Allow us to see and test the rosary…but damn it’s too late night is it not?
@@Wandering_Chemist, PMS are the initials for “Premenstrual Syndrome”, which every woman (except, perhaps, Mama Maria) has at LEAST once a month, when she cannot control her moods and emotions.
And it seems from your impetuous and DISRESPECTFUL response, that you are experiencing some kind of premenstrual affliction, Slave?
@@TheVeganVicar And there it is…there’s those true colors I expected to see from anyone claiming to speak in tongues. Good sir, I salute 🫡 you and thank you for not letting me down.
You're a very intelligent person, and it makes me so sad to watch this video. Stop trying to prove the unprovable and put your focus on real stuff. I'm sure you'd solve some of the world problems if you weren't so focused on trying to prove that a god is real.

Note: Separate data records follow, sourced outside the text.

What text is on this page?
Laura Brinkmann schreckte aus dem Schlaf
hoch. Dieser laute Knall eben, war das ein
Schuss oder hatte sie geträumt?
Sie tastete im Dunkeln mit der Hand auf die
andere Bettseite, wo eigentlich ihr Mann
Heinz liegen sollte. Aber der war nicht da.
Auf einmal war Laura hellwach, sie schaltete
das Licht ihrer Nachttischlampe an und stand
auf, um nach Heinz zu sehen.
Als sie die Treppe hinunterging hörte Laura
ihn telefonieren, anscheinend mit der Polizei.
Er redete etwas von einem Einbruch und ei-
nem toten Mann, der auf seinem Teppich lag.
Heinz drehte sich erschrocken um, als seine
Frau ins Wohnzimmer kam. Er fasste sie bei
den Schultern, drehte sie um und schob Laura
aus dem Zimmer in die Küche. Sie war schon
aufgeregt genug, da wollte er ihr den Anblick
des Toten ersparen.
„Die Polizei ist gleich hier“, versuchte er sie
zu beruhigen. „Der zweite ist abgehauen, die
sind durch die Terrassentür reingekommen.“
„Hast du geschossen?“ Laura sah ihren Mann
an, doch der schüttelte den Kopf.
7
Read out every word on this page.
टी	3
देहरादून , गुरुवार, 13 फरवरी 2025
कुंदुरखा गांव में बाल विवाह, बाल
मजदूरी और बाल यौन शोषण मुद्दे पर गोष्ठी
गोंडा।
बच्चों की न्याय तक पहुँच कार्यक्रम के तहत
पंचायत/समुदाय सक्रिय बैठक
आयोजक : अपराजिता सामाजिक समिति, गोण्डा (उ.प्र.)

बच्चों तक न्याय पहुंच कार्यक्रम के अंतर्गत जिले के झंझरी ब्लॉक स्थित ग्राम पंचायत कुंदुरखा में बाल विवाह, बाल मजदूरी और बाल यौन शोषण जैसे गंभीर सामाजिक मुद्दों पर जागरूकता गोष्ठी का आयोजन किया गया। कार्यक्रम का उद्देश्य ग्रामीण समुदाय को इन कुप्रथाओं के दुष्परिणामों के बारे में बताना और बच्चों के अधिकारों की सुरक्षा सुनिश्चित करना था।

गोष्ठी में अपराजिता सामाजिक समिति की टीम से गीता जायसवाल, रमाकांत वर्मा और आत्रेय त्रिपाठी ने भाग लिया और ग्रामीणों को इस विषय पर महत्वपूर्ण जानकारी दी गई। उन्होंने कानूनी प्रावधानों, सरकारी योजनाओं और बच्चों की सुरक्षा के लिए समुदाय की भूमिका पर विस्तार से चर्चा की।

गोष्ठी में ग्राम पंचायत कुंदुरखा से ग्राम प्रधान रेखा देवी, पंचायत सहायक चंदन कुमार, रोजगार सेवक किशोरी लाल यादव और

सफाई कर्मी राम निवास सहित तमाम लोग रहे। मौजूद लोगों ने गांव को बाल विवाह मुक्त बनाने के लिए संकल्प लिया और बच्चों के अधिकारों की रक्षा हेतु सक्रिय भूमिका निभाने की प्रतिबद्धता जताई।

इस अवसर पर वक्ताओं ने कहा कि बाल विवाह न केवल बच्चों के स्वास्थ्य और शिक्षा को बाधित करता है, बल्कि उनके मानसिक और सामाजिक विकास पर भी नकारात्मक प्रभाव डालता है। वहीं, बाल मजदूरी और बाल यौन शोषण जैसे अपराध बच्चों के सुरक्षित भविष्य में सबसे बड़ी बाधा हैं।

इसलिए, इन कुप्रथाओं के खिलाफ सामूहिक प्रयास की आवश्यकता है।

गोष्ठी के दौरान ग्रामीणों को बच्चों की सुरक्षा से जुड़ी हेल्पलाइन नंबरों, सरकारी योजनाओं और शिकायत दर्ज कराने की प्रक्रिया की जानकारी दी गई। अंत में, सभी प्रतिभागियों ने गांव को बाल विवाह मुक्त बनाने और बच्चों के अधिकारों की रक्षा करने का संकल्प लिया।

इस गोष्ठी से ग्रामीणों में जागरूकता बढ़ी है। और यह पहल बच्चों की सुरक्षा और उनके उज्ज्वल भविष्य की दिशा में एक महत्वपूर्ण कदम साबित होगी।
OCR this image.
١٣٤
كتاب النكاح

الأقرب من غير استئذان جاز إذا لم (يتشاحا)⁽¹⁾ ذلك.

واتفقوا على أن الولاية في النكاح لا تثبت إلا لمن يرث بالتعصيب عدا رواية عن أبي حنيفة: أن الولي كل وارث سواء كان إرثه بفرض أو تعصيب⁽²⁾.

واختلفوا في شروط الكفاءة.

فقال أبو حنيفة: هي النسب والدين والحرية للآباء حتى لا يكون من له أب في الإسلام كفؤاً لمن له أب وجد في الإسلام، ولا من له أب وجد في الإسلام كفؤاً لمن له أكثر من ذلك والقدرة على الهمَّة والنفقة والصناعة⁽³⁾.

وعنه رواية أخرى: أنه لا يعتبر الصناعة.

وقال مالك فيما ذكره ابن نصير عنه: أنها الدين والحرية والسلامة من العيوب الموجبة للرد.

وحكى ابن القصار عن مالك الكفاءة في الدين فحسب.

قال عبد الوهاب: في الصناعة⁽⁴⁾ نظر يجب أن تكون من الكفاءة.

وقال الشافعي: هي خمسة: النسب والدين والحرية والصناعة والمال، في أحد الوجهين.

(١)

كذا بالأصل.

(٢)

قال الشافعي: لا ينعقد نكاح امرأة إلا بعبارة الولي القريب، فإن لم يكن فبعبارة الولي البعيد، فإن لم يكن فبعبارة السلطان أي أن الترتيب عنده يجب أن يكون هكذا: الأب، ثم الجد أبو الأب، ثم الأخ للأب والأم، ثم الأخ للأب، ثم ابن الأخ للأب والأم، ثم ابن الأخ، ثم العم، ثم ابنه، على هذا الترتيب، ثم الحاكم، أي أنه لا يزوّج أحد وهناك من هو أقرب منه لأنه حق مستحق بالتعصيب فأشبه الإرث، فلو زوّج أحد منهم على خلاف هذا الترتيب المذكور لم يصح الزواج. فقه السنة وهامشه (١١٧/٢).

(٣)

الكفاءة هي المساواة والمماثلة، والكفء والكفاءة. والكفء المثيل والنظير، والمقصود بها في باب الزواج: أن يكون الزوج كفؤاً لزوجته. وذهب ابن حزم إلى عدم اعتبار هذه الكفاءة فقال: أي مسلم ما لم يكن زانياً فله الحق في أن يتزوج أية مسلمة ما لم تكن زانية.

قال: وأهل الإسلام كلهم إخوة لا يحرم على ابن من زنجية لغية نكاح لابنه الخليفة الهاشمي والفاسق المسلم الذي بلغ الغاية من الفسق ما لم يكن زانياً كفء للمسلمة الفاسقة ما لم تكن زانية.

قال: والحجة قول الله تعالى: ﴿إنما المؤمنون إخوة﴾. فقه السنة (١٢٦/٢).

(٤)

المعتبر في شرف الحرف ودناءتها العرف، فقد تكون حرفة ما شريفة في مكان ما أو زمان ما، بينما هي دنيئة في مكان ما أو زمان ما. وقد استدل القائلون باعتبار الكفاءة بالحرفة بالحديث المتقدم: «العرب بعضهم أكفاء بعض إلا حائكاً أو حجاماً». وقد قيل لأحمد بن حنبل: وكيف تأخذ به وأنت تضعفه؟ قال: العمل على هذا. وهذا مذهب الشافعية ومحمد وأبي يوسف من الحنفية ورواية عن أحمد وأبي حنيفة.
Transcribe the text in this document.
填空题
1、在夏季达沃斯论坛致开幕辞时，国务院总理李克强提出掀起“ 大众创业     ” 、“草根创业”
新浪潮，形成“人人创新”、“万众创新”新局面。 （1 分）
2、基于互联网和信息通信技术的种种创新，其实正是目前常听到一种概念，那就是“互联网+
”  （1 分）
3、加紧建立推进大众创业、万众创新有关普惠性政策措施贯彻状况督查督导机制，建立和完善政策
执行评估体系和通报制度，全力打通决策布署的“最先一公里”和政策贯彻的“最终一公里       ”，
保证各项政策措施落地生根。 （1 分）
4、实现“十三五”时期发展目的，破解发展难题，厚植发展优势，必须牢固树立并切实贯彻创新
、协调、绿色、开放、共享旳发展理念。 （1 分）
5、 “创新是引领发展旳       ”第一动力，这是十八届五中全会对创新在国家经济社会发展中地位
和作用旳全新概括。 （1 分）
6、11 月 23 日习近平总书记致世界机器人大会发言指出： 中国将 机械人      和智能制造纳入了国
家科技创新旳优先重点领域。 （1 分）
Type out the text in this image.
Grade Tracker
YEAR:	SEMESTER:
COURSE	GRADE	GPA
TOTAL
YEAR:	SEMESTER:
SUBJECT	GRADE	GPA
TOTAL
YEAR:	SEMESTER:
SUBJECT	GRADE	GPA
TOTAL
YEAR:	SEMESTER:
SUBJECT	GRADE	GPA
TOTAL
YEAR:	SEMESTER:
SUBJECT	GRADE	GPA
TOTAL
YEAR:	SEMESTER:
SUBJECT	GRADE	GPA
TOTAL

It is funny reading this considering that many of the great scientists who made important discoveries and great giants to who contributed to alleviating the problems of the world were Christian.
@@chrispowell1768 The great scientists you speak of who happened to be Christian didn't allow their Christian beliefs to interfere with their science.
what should make you "sad" is your arrogance and close mind. he wasn't trying to prove that God exist on this video, just that talking about one particularly famous argument.
@@MasonTorrey it's not that they didn't allow it to interfere with their science, in many cases they were activelly inspired by it, and there was no interference to be had because they didn't see any contradiction between their christian beliefs and their work.